Sierra Book Description
The Sierra
photographic works by Aaron Rothman, 2018 – 2023
Grappling with conflicting feelings of awe and anxiety in a time of mounting climate crisis, The Sierra is a timely reexamination of a place that has long defined American ideas of wilderness. Comprising approximately 50 color images photographed over the course of five years with a large-format film camera, the project mixes “straight” photographs with a variety of digital processing techniques. The work reimagines how to convey the physical sensation of being in the mountains, visually embody ongoing environmental changes, and evoke a broader European lineage of landscape imagery.
The Sierra Nevada spurred my love of the natural world and inspired me to take up photography as a teenager. More recently, my sense of wonder in those mountains has been joined by an intensifying dread. Physical signs of climate change are more evident every year, and forest fires have become a constant presence – be it smoke haze filling the sky or newly burned areas on my regularly traveled routes. I am still awed and consoled on my regular trips to the Sierra. However, an anticipatory sense of loss now attends each visit. Through my photographic work, I aim to embody the uncertainties and contradictions that underlie both my individual experience in the Sierra and our collective relationship with the natural world more generally.
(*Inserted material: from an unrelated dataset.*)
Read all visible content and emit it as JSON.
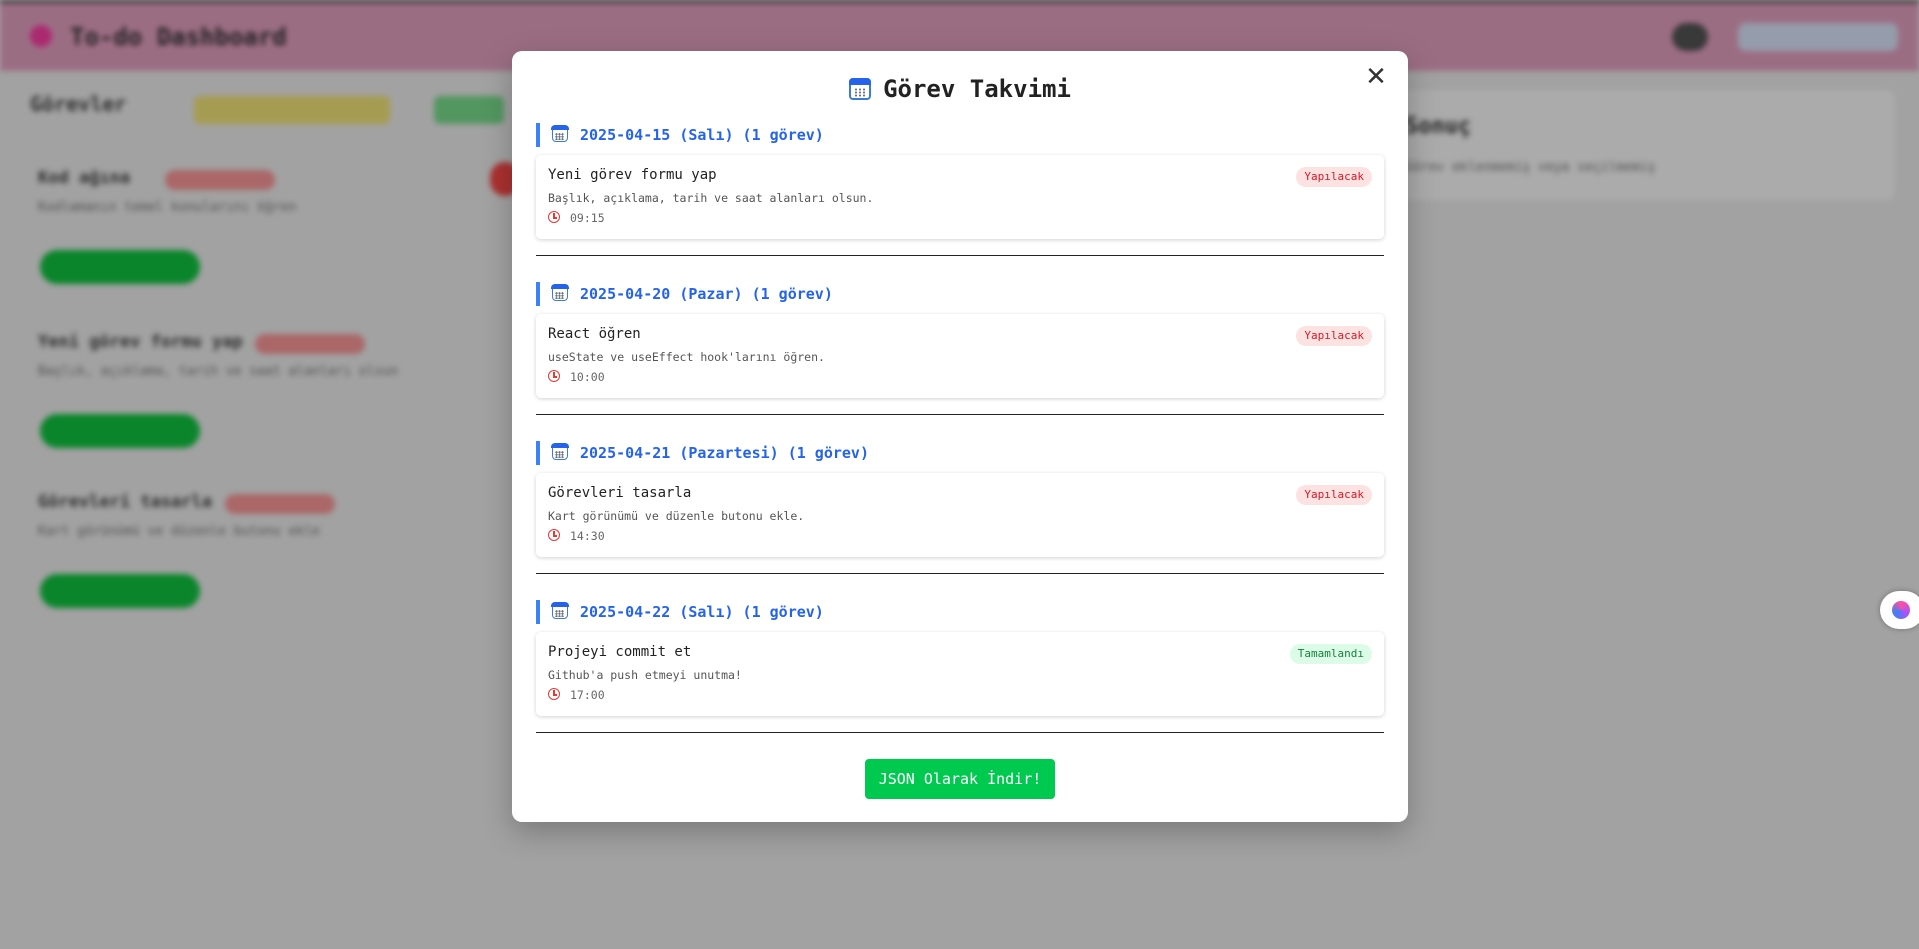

I work iteratively in a repeating two-stage process of field and studio. Using a large-format film camera, I make exposures responding to a sense of connection to time and place brought on by, for example, the immeasurable sense of space evinced by a distant mountain peak, the sheltering confines of a copse of trees at dusk, or the devastation of a recently charred section of forest. In the studio, I work digitally with the photographs to discover their final form. I leave some images “straight”; others I change significantly – inverting the colors, digitally layer multiple views of the same place, washing out the image to the edge of visibility. Throughout this process, I keep in mind various historical touchstones – from Jacob Van Ruisdael to Théodore Rousseau to Albert Bierstadt – questioning how much this visual tradition has shaped my personal understanding and set the stage for the current state of the Sierra.
The Sierra has long represented an ideal of American wilderness. Its evident vulnerability to climate change and human activity is a signal that these ideas of wilderness – and the ways of picturing it – need to be reimagined. My goal is to create emotionally resonant images that are a bit uncanny – that seem somehow right even though obviously manipulated, or that feel off despite being perfectly unaltered. With one eye contemplating the Sierra’s unsettled future, and one examining the visual tradition which marks its past, this project aims to move beyond the human vs. nature dualism implicit in both the tradition of picturing the pristine beauty of the Sierra and the documentations of its destruction.